The mini-heatwave brought massive crowds out last night in east Belfast for the largest and longest running Battle of the Somme anniversary parade,
More than 3,500 men from the 36th (Ulster) Division and the 16th (Irish) Division were killed at the Somme in 1916.
Last night’s parade saw over 40 lodges and 35 bands leave Templemore Avenue at 7.30pm.
Speaking just before he set off on the parade, Orange Order Grand Chaplain Mervyn Gibson told the News Letter he expected a great evening.
“I am looking forward to a big night on parade in east Belfast,” he said. “There are massive crowds out already.”

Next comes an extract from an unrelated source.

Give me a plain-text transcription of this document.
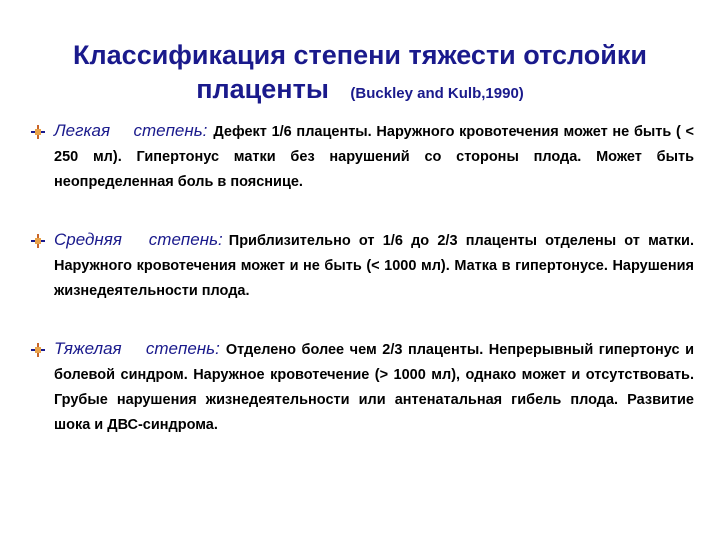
Классификация степени тяжести отслойки плаценты (Buckley and Kulb,1990)
Легкая степень: Дефект 1/6 плаценты. Наружного кровотечения может не быть ( < 250 мл). Гипертонус матки без нарушений со стороны плода. Может быть неопределенная боль в пояснице.
Средняя степень: Приблизительно от 1/6 до 2/3 плаценты отделены от матки. Наружного кровотечения может и не быть (< 1000 мл). Матка в гипертонусе. Нарушения жизнедеятельности плода.
Тяжелая степень: Отделено более чем 2/3 плаценты. Непрерывный гипертонус и болевой синдром. Наружное кровотечение (> 1000 мл), однако может и отсутствовать. Грубые нарушения жизнедеятельности или антенатальная гибель плода. Развитие шока и ДВС-синдрома.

There were no official protests organised, and Mr Gibson said he was hoping for a peaceful night – although he said there would be “a heavy police presence” at the Short Strand.
“We do get the odd golf ball thrown at us there, but hopefully not tonight,” he added.
District Master Raymond Spiers said: “While the primary focus of the parade is to commemorate the Battle of the Somme, this year – on the 100th anniversary of Gallipoli – there will be special mention of the contribution made by the Anzacs during our memorial service.”
He added: “Ballymacarrett Orange Hall is bedecked with the Australian and New Zealand flags in honour of those who fought from these great countries.”
Some 11,000 Australian and New Zealand Army Corps members died alongside 29,500 British and Irish troops in the campaign.